Kushner, who has been minimally involved with Trump’s current campaign, surprised some Trump advisers by helping to broker the Univision interview, according to people familiar with the process. Kushner has a long working relationship with one of the executives who went to Mar-a-Lago, Bernardo Gomez Martinez, a political player in Mexico who, the Associated Press reported, hosted a 2019 dinner at his home in Mexico City with Kushner and Mexican president Andrés Manuel López Obrador.
Trump’s team thinks they can win a larger portion of the Hispanic and Latino vote in 2024 than he did in 2020, and he often brags privately about how his numbers with minorities were better than other GOP candidates, including Mitt Romney.
“This is Latin American stuff. This is the way people in Latin America deal with power,” said the person familiar with the situation inside Univision about the Trump interview, after requesting anonymity to describe internal conversations. “It certainly is a repudiation of the example Jorge Ramos has set.”
Others familiar with strategy behind the Univision interview have described it as a valuable step to reset the network’s journalism to more completely reflect the politics of Latino voters in the United States.
“It’s important that we show the audience that when we talk about diversity, we also mean points of view,” this person said.
Spokespeople for TelevisaUnivision did not respond to a request for comment from Ramos.
In an unsigned corporate statement, TelevisaUnivision told The Washington Post it had been seeking an interview with Trump since 2015, and that the event “held significant importance for our audience.”

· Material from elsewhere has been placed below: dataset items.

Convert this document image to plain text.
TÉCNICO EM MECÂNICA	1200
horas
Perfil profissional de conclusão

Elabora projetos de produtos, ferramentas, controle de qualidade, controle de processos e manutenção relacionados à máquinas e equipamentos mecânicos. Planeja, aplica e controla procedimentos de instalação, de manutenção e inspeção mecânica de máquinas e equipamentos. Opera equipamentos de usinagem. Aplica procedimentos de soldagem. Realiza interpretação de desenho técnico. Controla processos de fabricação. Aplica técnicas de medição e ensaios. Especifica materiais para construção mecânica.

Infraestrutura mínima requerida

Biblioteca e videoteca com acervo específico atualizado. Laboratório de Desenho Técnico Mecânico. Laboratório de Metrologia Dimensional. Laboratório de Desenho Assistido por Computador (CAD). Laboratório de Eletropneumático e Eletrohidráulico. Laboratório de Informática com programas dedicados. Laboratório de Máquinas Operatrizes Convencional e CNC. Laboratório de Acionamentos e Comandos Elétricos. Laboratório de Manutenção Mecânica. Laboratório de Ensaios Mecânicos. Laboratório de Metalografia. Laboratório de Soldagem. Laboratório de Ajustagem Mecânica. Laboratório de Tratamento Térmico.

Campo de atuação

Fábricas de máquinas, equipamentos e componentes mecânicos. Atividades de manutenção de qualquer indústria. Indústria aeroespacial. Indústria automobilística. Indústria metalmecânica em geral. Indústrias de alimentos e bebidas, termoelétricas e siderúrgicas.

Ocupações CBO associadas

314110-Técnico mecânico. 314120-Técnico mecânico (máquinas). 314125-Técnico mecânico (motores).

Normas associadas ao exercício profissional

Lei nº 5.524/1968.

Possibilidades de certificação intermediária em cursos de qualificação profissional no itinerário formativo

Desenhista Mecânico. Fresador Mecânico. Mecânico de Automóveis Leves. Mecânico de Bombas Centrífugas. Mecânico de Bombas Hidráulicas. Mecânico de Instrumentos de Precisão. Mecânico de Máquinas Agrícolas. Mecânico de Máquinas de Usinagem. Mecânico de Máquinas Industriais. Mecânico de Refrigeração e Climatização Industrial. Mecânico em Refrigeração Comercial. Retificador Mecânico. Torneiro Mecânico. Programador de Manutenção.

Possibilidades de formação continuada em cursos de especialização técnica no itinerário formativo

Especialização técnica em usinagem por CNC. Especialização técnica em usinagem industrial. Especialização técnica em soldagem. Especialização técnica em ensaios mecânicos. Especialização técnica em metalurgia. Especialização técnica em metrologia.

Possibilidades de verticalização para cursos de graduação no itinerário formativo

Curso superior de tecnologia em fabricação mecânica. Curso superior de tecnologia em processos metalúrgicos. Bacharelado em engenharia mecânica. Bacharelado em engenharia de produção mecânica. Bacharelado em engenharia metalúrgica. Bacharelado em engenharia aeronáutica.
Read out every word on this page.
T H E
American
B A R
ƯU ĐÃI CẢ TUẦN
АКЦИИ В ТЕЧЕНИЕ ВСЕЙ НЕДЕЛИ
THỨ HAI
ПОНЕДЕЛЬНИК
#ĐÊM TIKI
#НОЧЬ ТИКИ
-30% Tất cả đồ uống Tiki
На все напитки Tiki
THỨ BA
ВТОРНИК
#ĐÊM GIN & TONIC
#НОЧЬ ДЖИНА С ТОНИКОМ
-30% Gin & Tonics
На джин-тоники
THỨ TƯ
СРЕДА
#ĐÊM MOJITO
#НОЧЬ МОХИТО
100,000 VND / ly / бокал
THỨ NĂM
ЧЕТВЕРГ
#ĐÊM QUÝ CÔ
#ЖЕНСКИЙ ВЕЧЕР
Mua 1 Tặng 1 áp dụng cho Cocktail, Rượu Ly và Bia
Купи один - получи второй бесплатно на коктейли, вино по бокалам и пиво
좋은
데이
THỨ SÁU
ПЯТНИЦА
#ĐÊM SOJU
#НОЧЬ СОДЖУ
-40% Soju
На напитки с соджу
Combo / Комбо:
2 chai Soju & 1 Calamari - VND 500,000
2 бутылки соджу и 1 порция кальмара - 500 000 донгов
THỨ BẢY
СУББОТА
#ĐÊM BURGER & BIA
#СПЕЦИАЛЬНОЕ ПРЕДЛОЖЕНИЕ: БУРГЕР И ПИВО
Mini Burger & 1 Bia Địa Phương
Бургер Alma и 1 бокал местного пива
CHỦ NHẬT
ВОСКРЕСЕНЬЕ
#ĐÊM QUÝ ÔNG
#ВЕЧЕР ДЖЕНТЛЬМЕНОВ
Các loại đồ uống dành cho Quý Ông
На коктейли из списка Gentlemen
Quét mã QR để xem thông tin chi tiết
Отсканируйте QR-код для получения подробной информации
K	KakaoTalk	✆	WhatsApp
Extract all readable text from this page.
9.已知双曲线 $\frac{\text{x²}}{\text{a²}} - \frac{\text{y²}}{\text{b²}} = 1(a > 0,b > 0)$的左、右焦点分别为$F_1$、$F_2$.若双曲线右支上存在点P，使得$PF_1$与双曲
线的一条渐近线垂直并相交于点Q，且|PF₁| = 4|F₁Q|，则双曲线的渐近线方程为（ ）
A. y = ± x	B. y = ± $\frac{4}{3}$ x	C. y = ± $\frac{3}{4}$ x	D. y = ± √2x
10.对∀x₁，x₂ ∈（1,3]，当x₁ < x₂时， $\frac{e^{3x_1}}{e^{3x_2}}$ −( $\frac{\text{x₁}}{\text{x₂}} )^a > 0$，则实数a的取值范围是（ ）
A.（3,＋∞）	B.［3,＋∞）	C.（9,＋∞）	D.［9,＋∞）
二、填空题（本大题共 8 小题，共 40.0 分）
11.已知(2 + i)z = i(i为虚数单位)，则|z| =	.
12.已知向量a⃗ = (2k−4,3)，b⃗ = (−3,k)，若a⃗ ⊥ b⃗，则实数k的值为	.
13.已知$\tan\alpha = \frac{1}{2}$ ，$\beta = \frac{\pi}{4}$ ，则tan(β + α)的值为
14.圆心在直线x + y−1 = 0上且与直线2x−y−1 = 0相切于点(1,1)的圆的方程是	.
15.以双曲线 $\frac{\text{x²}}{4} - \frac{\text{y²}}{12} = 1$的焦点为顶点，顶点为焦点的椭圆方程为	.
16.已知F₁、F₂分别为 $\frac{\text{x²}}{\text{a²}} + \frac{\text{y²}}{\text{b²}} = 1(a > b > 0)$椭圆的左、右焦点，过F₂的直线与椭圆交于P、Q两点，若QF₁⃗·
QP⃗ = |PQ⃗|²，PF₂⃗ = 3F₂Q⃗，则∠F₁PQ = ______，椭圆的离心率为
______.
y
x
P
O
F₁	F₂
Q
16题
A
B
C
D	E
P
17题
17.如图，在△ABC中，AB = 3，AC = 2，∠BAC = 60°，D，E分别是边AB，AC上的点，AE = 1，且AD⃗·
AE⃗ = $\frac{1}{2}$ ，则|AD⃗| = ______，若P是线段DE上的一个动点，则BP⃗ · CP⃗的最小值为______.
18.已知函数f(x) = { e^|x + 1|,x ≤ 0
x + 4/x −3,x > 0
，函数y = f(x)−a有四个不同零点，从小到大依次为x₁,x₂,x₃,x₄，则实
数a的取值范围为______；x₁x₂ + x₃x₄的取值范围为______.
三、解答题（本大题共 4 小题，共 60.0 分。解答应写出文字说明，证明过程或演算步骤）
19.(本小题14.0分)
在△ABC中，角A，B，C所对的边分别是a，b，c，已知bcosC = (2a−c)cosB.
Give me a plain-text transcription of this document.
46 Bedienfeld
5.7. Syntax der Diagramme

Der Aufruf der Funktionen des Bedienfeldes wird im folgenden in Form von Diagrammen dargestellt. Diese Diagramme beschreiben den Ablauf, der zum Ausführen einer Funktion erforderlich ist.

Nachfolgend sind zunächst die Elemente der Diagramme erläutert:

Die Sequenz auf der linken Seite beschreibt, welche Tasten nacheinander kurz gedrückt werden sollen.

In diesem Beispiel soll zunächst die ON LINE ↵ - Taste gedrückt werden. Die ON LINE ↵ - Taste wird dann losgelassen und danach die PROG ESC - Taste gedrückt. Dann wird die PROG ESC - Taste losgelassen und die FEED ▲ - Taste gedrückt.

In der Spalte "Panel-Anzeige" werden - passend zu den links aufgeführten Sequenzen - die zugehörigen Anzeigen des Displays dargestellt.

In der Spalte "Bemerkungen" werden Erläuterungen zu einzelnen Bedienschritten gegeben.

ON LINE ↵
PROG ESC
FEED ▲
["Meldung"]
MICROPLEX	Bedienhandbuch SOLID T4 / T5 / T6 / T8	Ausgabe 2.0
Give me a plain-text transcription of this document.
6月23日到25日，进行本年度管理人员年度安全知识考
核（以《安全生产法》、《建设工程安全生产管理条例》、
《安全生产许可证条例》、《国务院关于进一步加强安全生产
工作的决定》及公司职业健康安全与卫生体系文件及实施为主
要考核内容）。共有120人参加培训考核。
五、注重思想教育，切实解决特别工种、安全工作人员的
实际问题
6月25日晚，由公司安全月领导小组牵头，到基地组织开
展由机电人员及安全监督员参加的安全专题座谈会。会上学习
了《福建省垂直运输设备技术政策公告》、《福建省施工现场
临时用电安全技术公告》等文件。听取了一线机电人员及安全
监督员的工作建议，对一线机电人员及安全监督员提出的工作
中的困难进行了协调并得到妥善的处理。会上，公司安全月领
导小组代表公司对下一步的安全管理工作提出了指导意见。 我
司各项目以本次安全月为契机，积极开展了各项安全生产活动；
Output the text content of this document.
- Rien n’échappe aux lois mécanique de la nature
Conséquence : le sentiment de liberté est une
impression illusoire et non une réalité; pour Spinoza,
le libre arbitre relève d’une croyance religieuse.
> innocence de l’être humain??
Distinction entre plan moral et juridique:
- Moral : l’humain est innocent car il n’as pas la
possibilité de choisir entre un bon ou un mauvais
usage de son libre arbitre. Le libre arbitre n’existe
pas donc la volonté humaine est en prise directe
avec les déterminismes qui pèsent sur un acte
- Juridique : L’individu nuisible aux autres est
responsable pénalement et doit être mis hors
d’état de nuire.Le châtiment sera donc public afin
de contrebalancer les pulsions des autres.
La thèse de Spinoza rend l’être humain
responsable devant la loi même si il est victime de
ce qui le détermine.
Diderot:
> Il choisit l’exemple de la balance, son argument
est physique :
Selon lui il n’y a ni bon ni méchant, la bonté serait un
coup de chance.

“It’s worth noting that our news division operates independently of the corporation’s ad sales division. The decision was made by the company to abstain from political advertising during the interview,” the statement said. “Similarly, there will be no Trump advertising during the President Biden interview we have been trying to secure for many months.”
A Biden campaign official said that while Univision had requested an interview with the president, there had been no offer for an hour-long sit down to be broadcast during the network’s highest rated 10 p.m. hour in place of a highly rated telenovela soap opera. The campaign received its first request for a Biden interview after the Trump interview aired, the official said.
“We have been requesting an interview for months to then discuss its details,” the company responded in an unsigned statement. “The door is open to Biden to speak with us in any way he would like.”
Rather than use local talent for the interview, Univision flew in Enrique Acevedo, a journalist now working for Televisa in Mexico City, who has extensive experience reporting on politics in the United States. He co-moderated a 2016 Democratic presidential primary debate for Univision, and worked as a correspondent for CBS News’s “60 Minutes.”
He left questions about immigration until the second half of the interview, avoided follow-ups and did not challenge Trump when he falsely claimed to have built a border wall paid for by Mexico or argued that President Barack Obama started the practice of child separation at the border. (Most of the Trump border wall was replacement fencing, and it covers a fraction of the border. There was no direct mechanism for Mexico to pay for it, despite an increase in trade tariffs. Obama’s administration did sometimes separate migrant children from families in cases where the children were in danger, but did not separate families to deter border crossings like Trump.)
After the interview, Acevedo defended his approach on the social media platform X, suggesting a shift from the more confrontational style that has been Univision’s calling card.
“I’m a reporter and my job is to ask questions,” Acevado wrote in Spanish. “Information should be the protagonist here.”